Jay Z: Crack dealing was my job experience

How did Jay Z develop the business acumen he needed to become a music mogul? By dealing crack, of course.

“I know about budgets. I was a drug dealer,” the hip-hop titan boasted to Vanity Fair magazine, referring to his days on Brooklyn’s mean streets.

“To be in a drug deal, you need to know what you can spend, what you need to re-up.”

Speaking in the mag’s November issue, which also features him on the cover, the 43-year-old rapper explains that the most important plan any drug dealer can make is how to get out of the business.

“If you want to start some sort of barbershop or carwash — those were the businesses back then,” Jay-Z said, recalling the careers he once considered. “Things you can get in easily to get out of [that] life.”

While cutting hair and washing cars might not have been sexy options, they beat the alternative — death or prison.

“You have to have an exit strategy, because your window [for dealing drugs] is very small,” Jay Z said. “You’re going to get locked up or you’re going to die.”

Looking back, Jay Z said he regrets having played a role in the city’s 1980s crack epidemic. He admitted that, at the time, he was thinking only about the money.

“Not until later, when I realized the effects on the community.
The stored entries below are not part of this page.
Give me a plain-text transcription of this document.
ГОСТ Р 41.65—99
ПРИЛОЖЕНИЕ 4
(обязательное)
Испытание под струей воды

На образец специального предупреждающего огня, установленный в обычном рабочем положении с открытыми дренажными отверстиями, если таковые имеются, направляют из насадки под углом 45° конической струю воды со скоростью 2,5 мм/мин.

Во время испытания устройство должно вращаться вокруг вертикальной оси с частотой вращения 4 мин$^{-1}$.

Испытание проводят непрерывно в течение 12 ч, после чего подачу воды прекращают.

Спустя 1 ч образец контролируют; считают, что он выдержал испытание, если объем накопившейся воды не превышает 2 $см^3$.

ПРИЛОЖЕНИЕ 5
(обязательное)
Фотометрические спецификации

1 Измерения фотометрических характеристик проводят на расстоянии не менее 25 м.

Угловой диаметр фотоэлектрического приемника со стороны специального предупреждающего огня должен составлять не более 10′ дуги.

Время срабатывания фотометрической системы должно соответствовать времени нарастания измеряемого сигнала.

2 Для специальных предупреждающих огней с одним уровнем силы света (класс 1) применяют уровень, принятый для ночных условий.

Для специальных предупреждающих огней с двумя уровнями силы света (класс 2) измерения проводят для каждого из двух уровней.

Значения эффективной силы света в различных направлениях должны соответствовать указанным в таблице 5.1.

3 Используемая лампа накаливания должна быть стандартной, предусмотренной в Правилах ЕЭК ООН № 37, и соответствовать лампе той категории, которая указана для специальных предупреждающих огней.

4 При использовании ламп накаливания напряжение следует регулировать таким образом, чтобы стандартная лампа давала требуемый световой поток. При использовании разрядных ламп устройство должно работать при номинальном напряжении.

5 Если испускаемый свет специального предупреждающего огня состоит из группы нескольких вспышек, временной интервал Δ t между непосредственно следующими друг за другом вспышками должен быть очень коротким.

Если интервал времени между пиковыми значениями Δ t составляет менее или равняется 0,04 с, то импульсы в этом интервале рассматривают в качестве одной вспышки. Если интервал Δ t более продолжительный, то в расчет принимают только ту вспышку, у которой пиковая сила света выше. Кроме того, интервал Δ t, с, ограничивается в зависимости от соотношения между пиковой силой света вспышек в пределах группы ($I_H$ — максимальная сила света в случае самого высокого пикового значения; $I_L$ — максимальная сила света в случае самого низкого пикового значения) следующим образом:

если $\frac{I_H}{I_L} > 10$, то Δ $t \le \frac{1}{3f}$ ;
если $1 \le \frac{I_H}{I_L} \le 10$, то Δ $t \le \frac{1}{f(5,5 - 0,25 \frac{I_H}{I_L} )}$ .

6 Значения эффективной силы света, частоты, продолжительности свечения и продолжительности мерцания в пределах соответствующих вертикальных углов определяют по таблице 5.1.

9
I started looking at the community on the whole, but in the beginning, no,” he said.

“I was thinking about surviving. I was thinking about improving my situation. I was thinking about buying clothes.”

From his beginnings in Bed-Stuy’s Marcy Houses, Jay Z has gone on to become one of hip-hop’s biggest names — not to mention the hubby of one of pop’s hottest singers, Beyoncé.

He raked in $42 million in the past year, adding to a net worth of about $475 million, according to Forbes.

He has been performing since the ’80s despite having once pledged to quit by age 30.

“I know I said I wouldn’t be doing it when I was 30,” he said, “so that’s how I know I love it. Thirty years old was my cutoff, but I’m still here, 43 years old.”

Jay Z has won 13 Grammys, including two this year for “N- - -as in Paris” and one for “No Church in the Wild,” both from his and Kanye West’s 2011 album, “Watch the Throne.”